- The Washington Times - Monday, October 13, 2003

A surefire applause line on the Democratic campaign trail these days is a poke at Attorney General John Ashcroft, supposedly the Attila the Hun of the Bush administration.

In his “first five seconds” as president, asserts Rep. Richard Gephardt, he would fire Mr. Ashcroft (as if there were any prospect a Republican attorney general would be retained by any Democratic president). Mr. Ashcroft is “trampling on the Bill of Rights,” thunders Sen. John Kerry of Massachusetts. Former Vermont Gov. Howard Dean warns that the U.S.A. Patriot Act Mr. Ashcroft undertook to support in a nationwide speaking tour starting in Detroit is eroding “the rights of average Americans.”

The nation’s editorial pages aren’t far behind. The New York Times recently went ballistic about the attorney general’s supposed desire “to roll back civil liberties,” as evidenced by Mr. Ashcroft’s insistence that library records of unsuspecting readers could be seized willy-nilly by government as part of a terrorist investigation. Others have suggested he is in cahoots with Pat Robertson to establish some sort of theocracy on American soil.

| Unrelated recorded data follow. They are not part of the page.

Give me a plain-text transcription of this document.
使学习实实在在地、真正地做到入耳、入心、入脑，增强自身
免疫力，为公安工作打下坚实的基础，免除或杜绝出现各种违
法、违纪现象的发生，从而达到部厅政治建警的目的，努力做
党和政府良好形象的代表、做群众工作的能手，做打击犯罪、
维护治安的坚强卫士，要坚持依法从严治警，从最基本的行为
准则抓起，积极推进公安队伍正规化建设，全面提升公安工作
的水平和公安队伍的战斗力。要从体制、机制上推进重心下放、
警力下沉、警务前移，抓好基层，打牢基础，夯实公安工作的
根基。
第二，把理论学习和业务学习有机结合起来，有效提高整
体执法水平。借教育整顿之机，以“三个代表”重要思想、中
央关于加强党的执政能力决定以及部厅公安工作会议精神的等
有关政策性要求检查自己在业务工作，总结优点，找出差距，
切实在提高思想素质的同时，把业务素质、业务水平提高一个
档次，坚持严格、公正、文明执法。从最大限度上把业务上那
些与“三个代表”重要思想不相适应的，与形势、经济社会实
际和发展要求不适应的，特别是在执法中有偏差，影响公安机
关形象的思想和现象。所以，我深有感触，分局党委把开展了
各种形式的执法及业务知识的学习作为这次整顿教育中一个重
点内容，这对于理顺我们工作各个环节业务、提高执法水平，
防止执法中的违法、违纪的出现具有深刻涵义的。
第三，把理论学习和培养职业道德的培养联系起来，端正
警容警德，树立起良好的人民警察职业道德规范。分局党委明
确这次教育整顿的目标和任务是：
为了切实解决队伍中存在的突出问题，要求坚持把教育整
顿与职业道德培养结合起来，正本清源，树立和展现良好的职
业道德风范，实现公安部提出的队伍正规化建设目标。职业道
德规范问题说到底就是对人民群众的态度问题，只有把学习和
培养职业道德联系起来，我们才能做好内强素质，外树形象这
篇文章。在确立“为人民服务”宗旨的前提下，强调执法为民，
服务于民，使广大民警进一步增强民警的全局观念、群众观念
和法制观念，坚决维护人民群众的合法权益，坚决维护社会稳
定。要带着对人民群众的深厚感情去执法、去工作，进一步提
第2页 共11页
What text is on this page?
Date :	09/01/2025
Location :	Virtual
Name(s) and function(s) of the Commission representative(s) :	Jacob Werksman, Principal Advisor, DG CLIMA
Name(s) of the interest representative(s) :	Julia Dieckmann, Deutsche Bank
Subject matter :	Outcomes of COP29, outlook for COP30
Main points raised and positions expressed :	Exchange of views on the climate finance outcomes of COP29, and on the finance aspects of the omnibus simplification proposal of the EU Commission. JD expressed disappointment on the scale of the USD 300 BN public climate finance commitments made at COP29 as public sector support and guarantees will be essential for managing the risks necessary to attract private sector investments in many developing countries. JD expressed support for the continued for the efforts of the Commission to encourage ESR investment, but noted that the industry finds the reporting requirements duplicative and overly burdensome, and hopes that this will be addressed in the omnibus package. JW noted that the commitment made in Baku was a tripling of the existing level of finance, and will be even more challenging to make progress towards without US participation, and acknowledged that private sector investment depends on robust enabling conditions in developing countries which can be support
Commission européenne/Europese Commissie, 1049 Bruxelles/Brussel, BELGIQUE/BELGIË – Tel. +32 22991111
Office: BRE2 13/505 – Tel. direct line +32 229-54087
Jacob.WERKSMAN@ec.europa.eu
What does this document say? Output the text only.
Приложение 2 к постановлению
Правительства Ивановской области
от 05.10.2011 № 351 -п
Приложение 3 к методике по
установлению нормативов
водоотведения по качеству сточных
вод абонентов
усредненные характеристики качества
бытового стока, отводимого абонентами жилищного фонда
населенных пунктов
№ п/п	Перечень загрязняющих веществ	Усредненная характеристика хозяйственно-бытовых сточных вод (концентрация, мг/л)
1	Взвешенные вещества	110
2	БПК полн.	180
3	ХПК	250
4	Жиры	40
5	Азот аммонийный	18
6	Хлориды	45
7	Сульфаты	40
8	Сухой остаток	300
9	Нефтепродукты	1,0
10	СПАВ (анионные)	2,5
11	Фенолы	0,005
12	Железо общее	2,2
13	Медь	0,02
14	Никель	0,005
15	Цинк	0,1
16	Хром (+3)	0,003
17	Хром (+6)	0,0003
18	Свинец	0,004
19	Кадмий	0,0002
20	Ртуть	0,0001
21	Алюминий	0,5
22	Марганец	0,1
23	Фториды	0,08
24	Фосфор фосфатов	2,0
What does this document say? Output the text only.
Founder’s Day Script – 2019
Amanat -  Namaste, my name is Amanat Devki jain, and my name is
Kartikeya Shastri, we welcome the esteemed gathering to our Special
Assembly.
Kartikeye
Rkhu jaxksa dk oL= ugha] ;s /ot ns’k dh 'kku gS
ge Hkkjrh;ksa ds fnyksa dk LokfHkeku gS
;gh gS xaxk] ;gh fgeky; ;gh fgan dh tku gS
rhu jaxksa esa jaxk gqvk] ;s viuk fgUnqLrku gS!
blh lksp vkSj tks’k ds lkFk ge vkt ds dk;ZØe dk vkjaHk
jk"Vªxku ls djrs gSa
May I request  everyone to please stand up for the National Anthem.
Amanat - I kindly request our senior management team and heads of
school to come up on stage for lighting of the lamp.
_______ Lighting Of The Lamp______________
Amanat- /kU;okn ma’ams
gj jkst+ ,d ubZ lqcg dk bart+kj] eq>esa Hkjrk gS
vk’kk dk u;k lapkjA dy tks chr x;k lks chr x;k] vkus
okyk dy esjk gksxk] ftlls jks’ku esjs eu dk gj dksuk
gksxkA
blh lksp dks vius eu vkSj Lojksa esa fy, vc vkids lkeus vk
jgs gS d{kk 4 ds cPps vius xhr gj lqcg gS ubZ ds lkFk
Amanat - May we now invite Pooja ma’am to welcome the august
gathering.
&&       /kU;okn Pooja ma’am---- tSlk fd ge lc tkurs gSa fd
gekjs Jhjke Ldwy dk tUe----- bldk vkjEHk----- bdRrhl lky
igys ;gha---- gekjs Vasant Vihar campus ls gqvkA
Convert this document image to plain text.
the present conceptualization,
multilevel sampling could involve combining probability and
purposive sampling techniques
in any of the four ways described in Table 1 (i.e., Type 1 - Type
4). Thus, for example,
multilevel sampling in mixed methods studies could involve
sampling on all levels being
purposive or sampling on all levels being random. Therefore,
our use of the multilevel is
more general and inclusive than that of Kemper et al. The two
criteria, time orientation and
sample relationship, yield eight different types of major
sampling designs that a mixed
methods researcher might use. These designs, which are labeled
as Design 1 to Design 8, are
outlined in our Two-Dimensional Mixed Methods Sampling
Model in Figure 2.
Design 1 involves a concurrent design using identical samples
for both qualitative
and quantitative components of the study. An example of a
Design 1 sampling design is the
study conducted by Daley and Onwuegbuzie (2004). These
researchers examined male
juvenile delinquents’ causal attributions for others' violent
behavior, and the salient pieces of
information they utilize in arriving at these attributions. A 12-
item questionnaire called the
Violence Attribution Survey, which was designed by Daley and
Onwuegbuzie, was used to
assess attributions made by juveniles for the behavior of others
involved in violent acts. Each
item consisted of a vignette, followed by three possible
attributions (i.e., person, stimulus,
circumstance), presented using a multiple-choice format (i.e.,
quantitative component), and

The fevered attacks are part of the left’s desire to portray anybody who disagrees with it as a dangerous extremist. Never mind that a majority of Democrats in the House voted in favor of the U.S.A. Patriot Act or that the new world of terrorism ushered in on September 11, 2001, might call for tightening security procedures a bit. If Mr. Ashcroft and President Bush weren’t taking a tough line against terrorism, you can imagine what their critics would be saying about them.

But where there is smoke, there is sometimes a little fire as well. Mr. Ashcroft does seem a tad tone-deaf when he lashes out against librarians for protesting the Patriot Act’s power to grab the reading lists of citizens. And though most prosecutors are well aware of the dangers of ad-libbing about criminal cases in which they are involved, Mr. Ashcroft couldn’t resist the temptation in April 2002 of remarking that the testimony of the key — indeed, virtually the only — witness against four men on trial in Detroit federal court “has been of value, substantial value.”

Had jurors seen the remark, they might reasonably have concluded that Youssef Hmimssa’s claims the defendants were plotting violent attacks on an American military base should be taken at face value. As it happens, two of the defendants were convicted of conspiring to aid foreign terrorists, one was convicted of false document charges and one was acquitted. The witness, Mr. Hmimmsa, in hopes of a lenient sentence, already had pleaded guilty to falsifying documents.

The lawyers for the defendants, whose sentencing is still pending, have asked federal district Judge Gerald E. Rosen to hold Mr. Ashcroft in contempt. A decision about whether to order Mr. Ashcroft to appear in Detroit to face the charge is expected soon. But the fact Judge Rosen hasn’t granted the Justice Department’s demands that the case be dismissed outright may suggest the judge himself finds merit in the accusation. A public hearing with the attorney general in the dock will only give the left new ammunition against the Bush administration.

The charge of contempt does seem somewhat overwrought. The jurors, when polled, denied having learned of the attorney general’s remarks. And it assumes jurors are unable to sort out the facts from the usual hyperbole surrounding any high-profile case.

Nonetheless, a rule is a rule — and the rules in criminal cases deserve to be closely adhered to. The claim by Mr. Ashcroft’s underlings that his remark was “inadvertent” won’t wash. If the top prosecutor in the land isn’t aware of the rules, much less basic fairness, he should find another job.

Rather than fight the charge, reinforcing his image as a stiff-necked threat to civil liberties, Mr. Ashcroft should simply confess his error, apologize to the court and hope for the best. Judge Rosen, an appointee of the first President Bush, probably isn’t looking for a fight. (The judge wouldn’t comment on his likely disposition of the case.) But lifetime tenure gives a judge plenty of room to insist that even the attorney general of the United States must play by the rules.

Tom Bray is a Detroit News columnist.